Secondo un sondaggio Gallup condotto tra il primo e il venti febbraio, gli statunitensi considerano l’immigrazione (gli ingressi continuano ad aumentare; sono stati circa 2,4 milioni dal confine sud nel 2023) il problema più rilevante del paese. Al secondo posto c’è il governo, e solo al terzo l’economia. La quota di persone che la pensano così è passata dal 20 al 28 per cento nel giro di un mese.
Inoltre, due terzi degli statunitensi sono convinti che l’economia nazionale sia in cattive condizioni, e in parecchi addossano la colpa agli immigrati; i dati dicono invece che gli Stati Uniti crescono come nessun altro paese occidentale e che buona parte del merito è proprio degli immigrati.
Secondo un’analisi dell’Economic policy institute basata sui dati del governo federale, l’immigrazione ha fatto crescere l’economia statunitense più di quanto ci si aspettasse, contribuendo a consolidare la ripresa dopo la pandemia.
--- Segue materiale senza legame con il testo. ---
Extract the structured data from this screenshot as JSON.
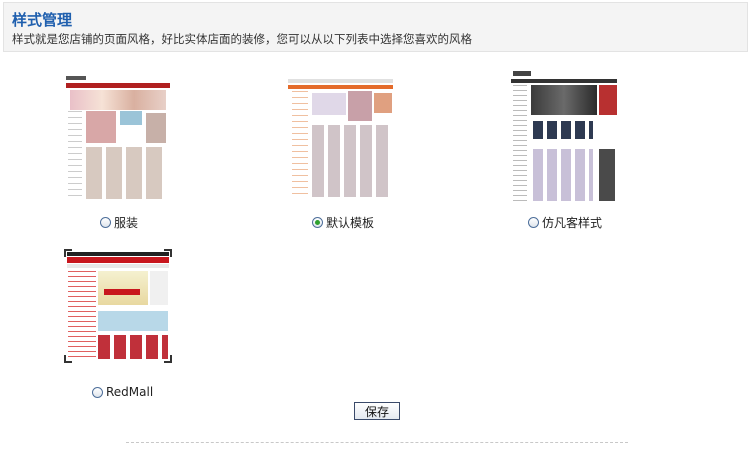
{
  "header": {
    "title": "样式管理",
    "subtitle": "样式就是您店铺的页面风格，好比实体店面的装修，您可以从以下列表中选择您喜欢的风格"
  },
  "styles": [
    {
      "label": "服装",
      "selected": false,
      "thumb": "clothing-style-preview"
    },
    {
      "label": "默认模板",
      "selected": true,
      "thumb": "default-template-preview"
    },
    {
      "label": "仿凡客样式",
      "selected": false,
      "thumb": "vancl-style-preview"
    },
    {
      "label": "RedMall",
      "selected": false,
      "thumb": "redmall-style-preview"
    }
  ],
  "actions": {
    "save_label": "保存"
  },
  "colors": {
    "title": "#1f5fae",
    "header_bg": "#f4f4f4",
    "selected_radio": "#2da02d"
  }
}
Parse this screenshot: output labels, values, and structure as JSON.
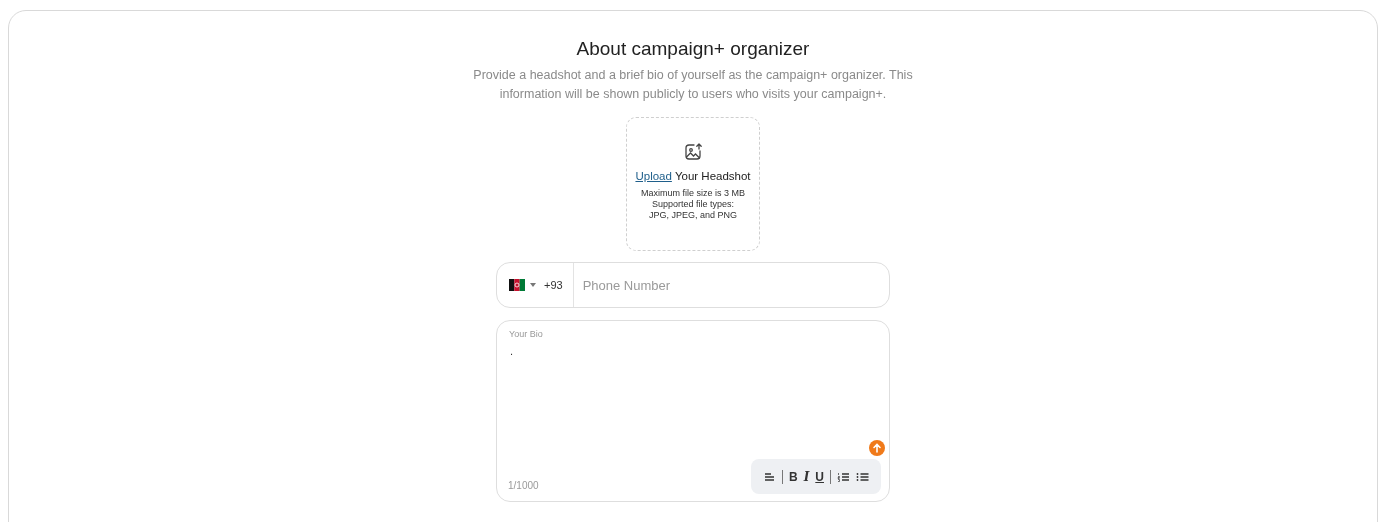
{
  "title": "About campaign+ organizer",
  "description": "Provide a headshot and a brief bio of yourself as the campaign+ organizer. This information will be shown publicly to users who visits your campaign+.",
  "upload": {
    "link": "Upload",
    "label": "Your Headshot",
    "notes": [
      "Maximum file size is 3 MB",
      "Supported file types:",
      "JPG, JPEG, and PNG"
    ]
  },
  "phone": {
    "dial_code": "+93",
    "placeholder": "Phone Number"
  },
  "bio": {
    "label": "Your Bio",
    "value": ".",
    "counter": "1/1000"
  },
  "toolbar": [
    {
      "kind": "align"
    },
    {
      "kind": "divider"
    },
    {
      "kind": "bold",
      "label": "B"
    },
    {
      "kind": "italic",
      "label": "I"
    },
    {
      "kind": "underline",
      "label": "U"
    },
    {
      "kind": "divider"
    },
    {
      "kind": "ordered"
    },
    {
      "kind": "bullets"
    }
  ]
}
Circa il 50 per cento della straordinaria crescita recente del mercato del lavoro, tra gennaio 2023 e gennaio 2024, è stata generata da lavoratori nati all’estero.
Questa dinamica produce un effetto virtuoso che si farà sentire a lungo. Secondo le nuove stime dell’Ufficio di bilancio del Congresso (Cbo), nel prossimo decennio l’economia crescerà di 7.000 miliardi di dollari in più rispetto a quanto avrebbe fatto senza nuovi ingressi di immigrati.
In un colpo solo, due dogmi sono stati così cancellati: i nuovi arrivati non tolgono lavoro alla popolazione nativa e, almeno in questo caso, non fanno scendere i salari medi (circostanza invece possibile soprattutto nei casi di impiego di lavoro nero).
Nel 2023 il tasso di disoccupazione dei lavoratori nati negli Stati Uniti è stato in media del 3,6 per cento, il più basso mai registrato. E la percentuale di persone nate negli Stati Uniti, che hanno tra i 25 e i 54 anni e lavorano, è ai livelli più alti degli ultimi decenni. Il che ci riporta al valore aggiunto fornito dall’immigrazione.